取り組みの結果:開発生産性は約4倍まで向上した
こうした環境整備と役割設計の見直しにより、「プランナーが安全に開発へ踏み込み、エンジニアが難所に集中する」という両輪体制が少しずつ機能し始めました。
特に効果が顕著だったのは、“軽微〜中規模の開発タスクが、プランナー×AI のラインで高速に処理されるようになった” という点です。
その結果、定量的にも明確な変化が出始め、チーム全体の開発生産性はおよそ4倍に向上しました。

思わぬ複利:1つのイシューが3分で書けるようになった
また、この取り組みは思わぬ部分に大きな複利を生みました。 ドメイン知識を蓄積させる目的で育てたCLAUDE.md が充実するほどAI の理解が深まり、 結果として:
Issue に書く内容が簡略化される
要件が短くても意図通りのコードが返ってくる
プランナー側の起票・説明コストがさらに下がる
という “AI の理解が積み上がるほど、チーム全体の生産性が加速度的に上がる” 構造 ができました。
結果的に、1issueあたり30分~1時間ほどかかっていた起票作業が、現在では1issueあたり3分で完成できるようになりました。
チームに起きた変化:役割の境界が自然と重なり始めた
AI と協働しながら開発する取り組みを続けたことで、チームの働き方そのものに変化が生まれ始めました。
プランナーは、コードの依存関係やデータ構造を理解しながら要件を書けるようになった
結果、実現可能性と難易度を踏まえた“精度の高い企画”が出せるようになった
エンジニアは、本来の専門性が活きる領域に集中できるようになり、余白と裁量が確保された
開発の詰まりが減り、チーム全体のスループットが向上したことで、「もっと価値ある企画をたくさん出す」フェーズへ移行できた
このフェーズの移行にともない、プランナーは Why / What といった価値探索により集中し、How の裁量はエンジニアへ大きく委ねられるようになりました。

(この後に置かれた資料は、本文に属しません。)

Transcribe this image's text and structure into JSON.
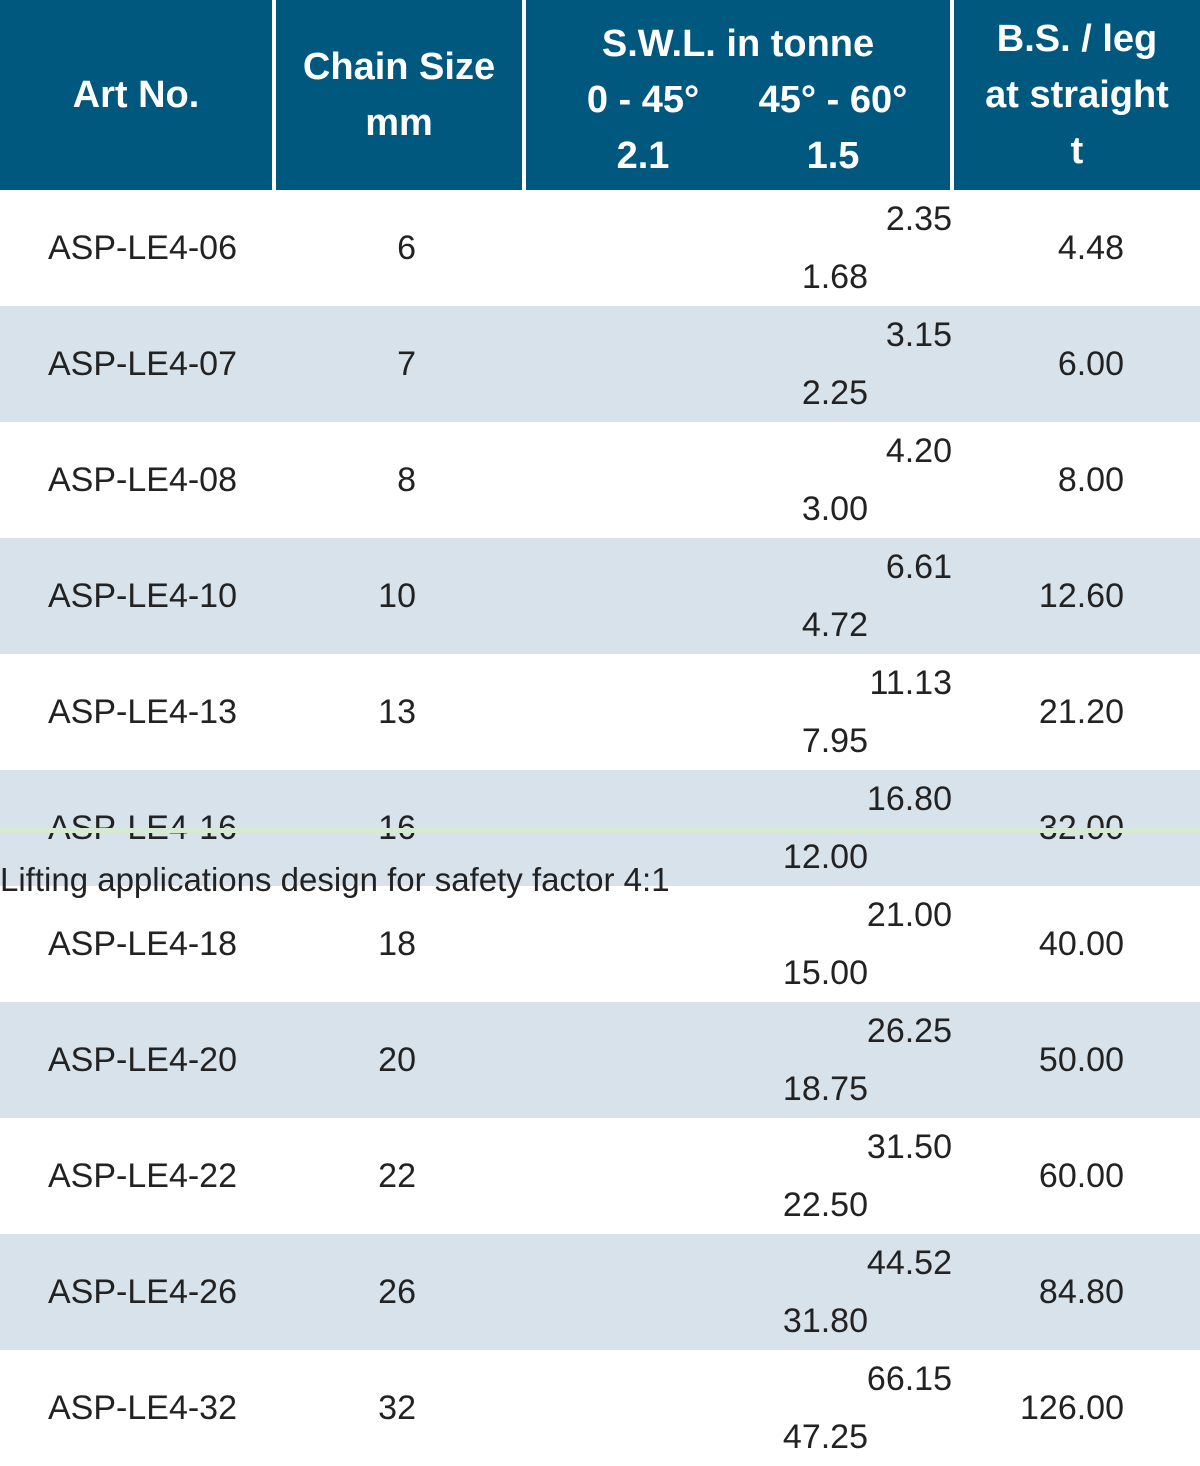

一方で、How の判断には施策の背景や「なぜやるのか」の理解が不可欠なため、エンジニアは自然と Why に踏み込み、価値を見据えた技術的打ち手を提案してくれるようになりました。
さいごに
今回の取り組みがもたらした価値は、単にプランナーが実装できるようになっただけでなく、AI の力で役割間に適切な「のりしろ」が生まれ、プランナーとエンジニアが互いの専門性をぶつけ合いながら、チーム全体のスループットを一段階引き上げられた点にあると感じています。
Speee社内でも初めての取り組みではありましたが、産業AXに対する挑戦を受け入れ、積極的に開発環境への投資の後押しや、支援をしてくださったマネージャーのさとーるさん、プランナーAI開発プロジェクトを牽引してくださっている嶋さん、そして日々目標のために奮闘してくださっているチームのエンジニアさんなど、本当に多くの方々の支えがあって、大きな成果を出すことができました。
特に大きな推進力になったのは、私が開発へ踏み込むたびに発生したつまずきを一つひとつ受け止め、「どうすれば仕組みで解消できるか」を粘り強く一緒に考え、伴走してくれたエンジニアさんの存在だったのではないかと思います。
リフォスムはまだ立ち上げフェーズにあり、検索体験の改善からコンテンツ開発、データベース構造の拡張など伸ばしていける領域がたくさん残っています。 今回の取り組みで得られた武器を土台に、リフォスムがもっとユーザーにとって価値あるサービスとしてスケールしていけるよう、プランナー・エンジニアのチーム一丸で挑戦を積み重ねていきたいと思います!